Insya Allah, pendapat yang lebih kuat dalam hal ini adalah pendapat pertama, yang menyatakan bahwa berdoa saat khotbah kedua itu hukumnya dianjurkan, bukan termasuk rukun. Semua ulama sepakat bahwa mendoakan kebaikan kepada kaum muslimin termasuk sesuatu yang disyariatkan.
Syekh Muhammad bin Ibrahim mengatakan, “Hendaknya doa ketika khotbah adalah doa yang penting bagi kaum muslimim, seperti: kemenangan untuk Islam dan kaum muslimin, serta kekalahan bagi orang kafir.” (Fatawa wa Rasail Syaikh Muhammad bin Ibrahim, 3:21)
Di antara dalil bahwa berdoa pada kesempatan ini hukumnya dianjurkan adalah:
  • Hadis dari Samurah bin Jundab radhiallahu ‘anhu, bahwa Nabi shallallahu ‘alaihi wa sallam meminta ampunan untuk kaum mukminin-mukminat dan muslimin-muslimat setiap hari Jumat. (H.r. Al-Bazzar dan Thabrani. Ibnu Hajar berkata, “Sanadnya layyin karena dalam sanadnya ada Yusuf bin Khalid As-Samti, dan dia termasuk perawi dhaif)
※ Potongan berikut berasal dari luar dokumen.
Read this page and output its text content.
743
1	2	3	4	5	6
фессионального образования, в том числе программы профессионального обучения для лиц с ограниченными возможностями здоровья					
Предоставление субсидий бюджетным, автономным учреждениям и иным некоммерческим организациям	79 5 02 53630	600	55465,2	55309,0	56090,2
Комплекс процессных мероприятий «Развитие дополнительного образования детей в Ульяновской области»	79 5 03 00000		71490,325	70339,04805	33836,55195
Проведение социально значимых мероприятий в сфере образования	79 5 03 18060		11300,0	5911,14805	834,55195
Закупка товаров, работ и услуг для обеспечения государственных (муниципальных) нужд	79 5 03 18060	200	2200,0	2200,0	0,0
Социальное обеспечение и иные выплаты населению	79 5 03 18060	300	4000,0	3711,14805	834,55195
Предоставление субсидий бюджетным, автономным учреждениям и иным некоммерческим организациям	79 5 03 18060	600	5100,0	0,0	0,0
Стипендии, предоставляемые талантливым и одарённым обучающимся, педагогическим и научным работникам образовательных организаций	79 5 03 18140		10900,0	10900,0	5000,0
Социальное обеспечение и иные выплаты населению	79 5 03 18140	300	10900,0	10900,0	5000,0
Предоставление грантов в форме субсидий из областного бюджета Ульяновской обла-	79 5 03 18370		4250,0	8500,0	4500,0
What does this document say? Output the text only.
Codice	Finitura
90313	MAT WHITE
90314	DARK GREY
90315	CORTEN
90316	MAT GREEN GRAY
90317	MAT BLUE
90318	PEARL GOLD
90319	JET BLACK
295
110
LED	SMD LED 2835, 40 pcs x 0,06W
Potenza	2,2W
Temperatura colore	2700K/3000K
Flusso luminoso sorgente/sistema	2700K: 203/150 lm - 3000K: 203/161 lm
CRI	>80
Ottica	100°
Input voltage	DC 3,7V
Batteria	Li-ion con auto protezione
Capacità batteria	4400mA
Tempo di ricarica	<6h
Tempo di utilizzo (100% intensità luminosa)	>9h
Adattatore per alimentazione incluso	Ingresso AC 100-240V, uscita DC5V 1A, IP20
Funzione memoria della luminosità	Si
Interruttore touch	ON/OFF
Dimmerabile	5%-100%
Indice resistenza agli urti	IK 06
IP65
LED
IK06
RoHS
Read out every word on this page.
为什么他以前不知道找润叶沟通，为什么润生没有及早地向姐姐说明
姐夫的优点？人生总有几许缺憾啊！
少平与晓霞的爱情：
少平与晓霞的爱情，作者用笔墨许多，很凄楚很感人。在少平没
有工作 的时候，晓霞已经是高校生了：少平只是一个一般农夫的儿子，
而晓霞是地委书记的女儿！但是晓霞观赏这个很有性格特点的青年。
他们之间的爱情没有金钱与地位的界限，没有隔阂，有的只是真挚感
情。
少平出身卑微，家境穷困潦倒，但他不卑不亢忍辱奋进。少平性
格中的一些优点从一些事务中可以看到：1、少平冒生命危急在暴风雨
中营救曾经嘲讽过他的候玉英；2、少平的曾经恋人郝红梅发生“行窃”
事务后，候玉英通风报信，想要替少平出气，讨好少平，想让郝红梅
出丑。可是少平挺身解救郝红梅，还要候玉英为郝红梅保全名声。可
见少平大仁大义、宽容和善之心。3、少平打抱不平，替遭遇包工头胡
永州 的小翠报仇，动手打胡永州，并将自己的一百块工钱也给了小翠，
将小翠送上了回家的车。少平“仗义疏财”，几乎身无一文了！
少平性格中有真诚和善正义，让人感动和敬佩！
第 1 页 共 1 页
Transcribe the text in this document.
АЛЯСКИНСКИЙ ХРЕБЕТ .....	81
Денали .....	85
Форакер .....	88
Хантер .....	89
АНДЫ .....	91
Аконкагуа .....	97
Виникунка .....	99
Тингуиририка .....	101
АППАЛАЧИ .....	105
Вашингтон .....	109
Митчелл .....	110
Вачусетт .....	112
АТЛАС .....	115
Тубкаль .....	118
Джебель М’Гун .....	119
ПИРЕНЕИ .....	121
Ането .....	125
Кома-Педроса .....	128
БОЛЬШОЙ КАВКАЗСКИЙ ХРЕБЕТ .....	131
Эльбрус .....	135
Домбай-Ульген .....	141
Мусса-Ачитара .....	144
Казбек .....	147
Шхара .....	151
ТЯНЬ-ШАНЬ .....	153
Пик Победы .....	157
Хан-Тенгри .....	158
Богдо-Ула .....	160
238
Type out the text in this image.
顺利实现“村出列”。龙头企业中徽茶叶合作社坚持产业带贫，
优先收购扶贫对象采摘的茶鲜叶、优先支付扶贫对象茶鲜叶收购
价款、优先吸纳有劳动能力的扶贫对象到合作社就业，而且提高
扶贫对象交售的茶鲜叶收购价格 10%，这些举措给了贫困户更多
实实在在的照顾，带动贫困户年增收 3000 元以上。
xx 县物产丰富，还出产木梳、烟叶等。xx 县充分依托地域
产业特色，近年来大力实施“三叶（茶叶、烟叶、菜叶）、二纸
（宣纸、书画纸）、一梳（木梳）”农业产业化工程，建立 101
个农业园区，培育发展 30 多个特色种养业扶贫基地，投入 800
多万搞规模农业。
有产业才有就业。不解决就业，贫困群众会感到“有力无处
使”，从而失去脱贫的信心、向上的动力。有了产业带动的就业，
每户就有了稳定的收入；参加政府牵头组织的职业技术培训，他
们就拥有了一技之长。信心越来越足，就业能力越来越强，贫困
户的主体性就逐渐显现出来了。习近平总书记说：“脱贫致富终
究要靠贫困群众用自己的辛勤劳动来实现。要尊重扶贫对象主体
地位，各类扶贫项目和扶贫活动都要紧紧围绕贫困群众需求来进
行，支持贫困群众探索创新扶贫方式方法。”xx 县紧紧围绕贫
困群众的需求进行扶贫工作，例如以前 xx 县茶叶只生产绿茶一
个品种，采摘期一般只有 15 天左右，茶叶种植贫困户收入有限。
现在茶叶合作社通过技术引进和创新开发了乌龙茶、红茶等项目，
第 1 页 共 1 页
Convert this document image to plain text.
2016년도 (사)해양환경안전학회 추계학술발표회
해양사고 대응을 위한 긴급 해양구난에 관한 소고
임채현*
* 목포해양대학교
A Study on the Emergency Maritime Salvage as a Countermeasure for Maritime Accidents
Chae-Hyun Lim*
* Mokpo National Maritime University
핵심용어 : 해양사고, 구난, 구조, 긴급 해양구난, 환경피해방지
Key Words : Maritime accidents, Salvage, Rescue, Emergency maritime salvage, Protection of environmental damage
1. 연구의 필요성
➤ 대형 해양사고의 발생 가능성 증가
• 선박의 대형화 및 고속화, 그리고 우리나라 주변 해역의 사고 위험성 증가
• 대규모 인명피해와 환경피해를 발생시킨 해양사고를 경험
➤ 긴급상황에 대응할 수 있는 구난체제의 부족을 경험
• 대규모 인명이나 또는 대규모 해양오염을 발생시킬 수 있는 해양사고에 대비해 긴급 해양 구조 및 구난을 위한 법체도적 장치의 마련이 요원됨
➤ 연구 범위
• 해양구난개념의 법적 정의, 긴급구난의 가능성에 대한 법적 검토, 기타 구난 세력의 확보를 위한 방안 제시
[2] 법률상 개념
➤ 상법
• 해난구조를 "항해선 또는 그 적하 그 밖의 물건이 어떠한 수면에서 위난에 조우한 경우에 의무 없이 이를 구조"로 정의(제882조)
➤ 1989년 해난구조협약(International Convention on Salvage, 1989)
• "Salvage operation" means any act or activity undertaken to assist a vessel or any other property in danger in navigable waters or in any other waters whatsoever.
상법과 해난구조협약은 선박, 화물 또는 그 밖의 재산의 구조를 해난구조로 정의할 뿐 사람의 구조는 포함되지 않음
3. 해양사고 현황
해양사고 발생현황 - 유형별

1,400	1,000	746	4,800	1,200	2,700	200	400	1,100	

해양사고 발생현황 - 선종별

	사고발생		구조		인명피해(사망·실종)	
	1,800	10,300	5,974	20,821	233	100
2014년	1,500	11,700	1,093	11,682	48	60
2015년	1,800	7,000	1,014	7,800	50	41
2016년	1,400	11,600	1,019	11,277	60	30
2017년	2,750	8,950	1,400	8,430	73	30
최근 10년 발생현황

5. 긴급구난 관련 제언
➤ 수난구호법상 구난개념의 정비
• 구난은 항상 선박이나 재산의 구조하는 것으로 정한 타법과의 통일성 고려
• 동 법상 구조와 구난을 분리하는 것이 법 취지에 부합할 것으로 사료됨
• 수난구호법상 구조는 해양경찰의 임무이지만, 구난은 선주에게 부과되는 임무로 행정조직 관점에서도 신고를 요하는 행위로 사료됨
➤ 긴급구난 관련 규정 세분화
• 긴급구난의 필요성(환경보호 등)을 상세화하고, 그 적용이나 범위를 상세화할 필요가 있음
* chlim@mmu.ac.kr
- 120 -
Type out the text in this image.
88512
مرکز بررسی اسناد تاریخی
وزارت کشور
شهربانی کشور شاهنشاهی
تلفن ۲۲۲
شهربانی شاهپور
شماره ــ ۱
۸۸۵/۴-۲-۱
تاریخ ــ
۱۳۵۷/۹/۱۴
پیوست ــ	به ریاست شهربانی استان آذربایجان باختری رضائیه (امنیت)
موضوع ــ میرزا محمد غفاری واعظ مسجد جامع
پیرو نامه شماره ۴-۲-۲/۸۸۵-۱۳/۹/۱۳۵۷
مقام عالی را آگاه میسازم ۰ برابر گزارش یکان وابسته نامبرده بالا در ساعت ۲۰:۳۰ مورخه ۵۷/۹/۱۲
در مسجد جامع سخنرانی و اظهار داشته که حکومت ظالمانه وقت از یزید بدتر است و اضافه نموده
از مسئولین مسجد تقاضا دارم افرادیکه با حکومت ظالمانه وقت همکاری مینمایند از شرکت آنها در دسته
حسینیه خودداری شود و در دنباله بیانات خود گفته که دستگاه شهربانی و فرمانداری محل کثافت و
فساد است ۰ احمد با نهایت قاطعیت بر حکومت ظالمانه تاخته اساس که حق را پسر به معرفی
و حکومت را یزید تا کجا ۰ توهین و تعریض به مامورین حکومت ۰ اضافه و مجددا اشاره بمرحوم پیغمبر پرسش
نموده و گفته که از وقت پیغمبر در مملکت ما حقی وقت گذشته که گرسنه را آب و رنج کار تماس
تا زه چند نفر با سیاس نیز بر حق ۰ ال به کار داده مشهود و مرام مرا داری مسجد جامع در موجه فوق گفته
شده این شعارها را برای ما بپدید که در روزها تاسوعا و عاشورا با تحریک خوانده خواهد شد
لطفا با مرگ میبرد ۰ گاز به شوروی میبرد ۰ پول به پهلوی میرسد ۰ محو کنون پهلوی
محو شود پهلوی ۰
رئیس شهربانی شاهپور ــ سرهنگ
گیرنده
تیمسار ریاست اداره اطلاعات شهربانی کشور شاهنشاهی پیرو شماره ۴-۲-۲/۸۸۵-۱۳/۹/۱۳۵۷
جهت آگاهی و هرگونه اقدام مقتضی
  • Waktu berkhotbah termasuk waktu yang mustajab, sehingga dianjurkan untuk memanfaatkan waktu ini untuk berdoa.
Teks doa
Doa pertama:
اَللَّهُمَّ اغْفِرْ لِلْمُؤْمِنِيْنَ وَالْمُؤْمِنَاتِ وَالْمُسْلِمِيْنَ وَالْمُسْلِمَاتِ الأَحْيَاءِ مِنْهُمْ وَاْلأَمْوَاتِ إِنَّكَ سَمِيْعٌ قَرِيْبٌ مُجِيْبُ الدَّعَوَاتِ
Ya Allah, ampunilah kaum mukminin laki-laki dan wanita, kaum muslimin laki-laki dan wanita, baik yang masih hidup maupun yang sudah meninggal. Sesungguhnya, Engkau adalah Dzat yang Maha Mendengar, Mahadekat, Dzat yang mengabulkan doa.”
Keterangan:
Teks doa ini tidak ada dalilnya dalam Alquran maupun hadis. Karena itu, boleh divariasikan. Yang penting, mengandung doa permohonan ampunan untuk kaum mukminin laki-laki dan wanita.
Doa kedua:
رَبَّنَا اغْفِرْ لَنَا وَلِإِخْوَانِنَا الَّذِيْنَ سَبَقُوْنَا بِالْإِيْمَانِ وَلَا تَجْعَلْ فِيْ قُلُوْبِنَا غِلًّا لِلَّذِيْنَ آمَنُوا رَبَّنَا إِنَّكَ رَءُوفٌ رَحِيمٌ

Ya Rabb kami, berilah ampunan kepada kami dan saudara-saudara kami yang telah beriman lebih dahulu sebelum kami, dan janganlah Engkau membiarkan ada kedengkian dalam hati kami terhadap orang-orang yang beriman. Ya Rabb kami, sesungguhnya Engkau Maha Penyantun lagi Maha Penyayang.”
Keterangan:
Teks doa ini merupakan firman Allah di surat Al-Hasyr, ayat 10.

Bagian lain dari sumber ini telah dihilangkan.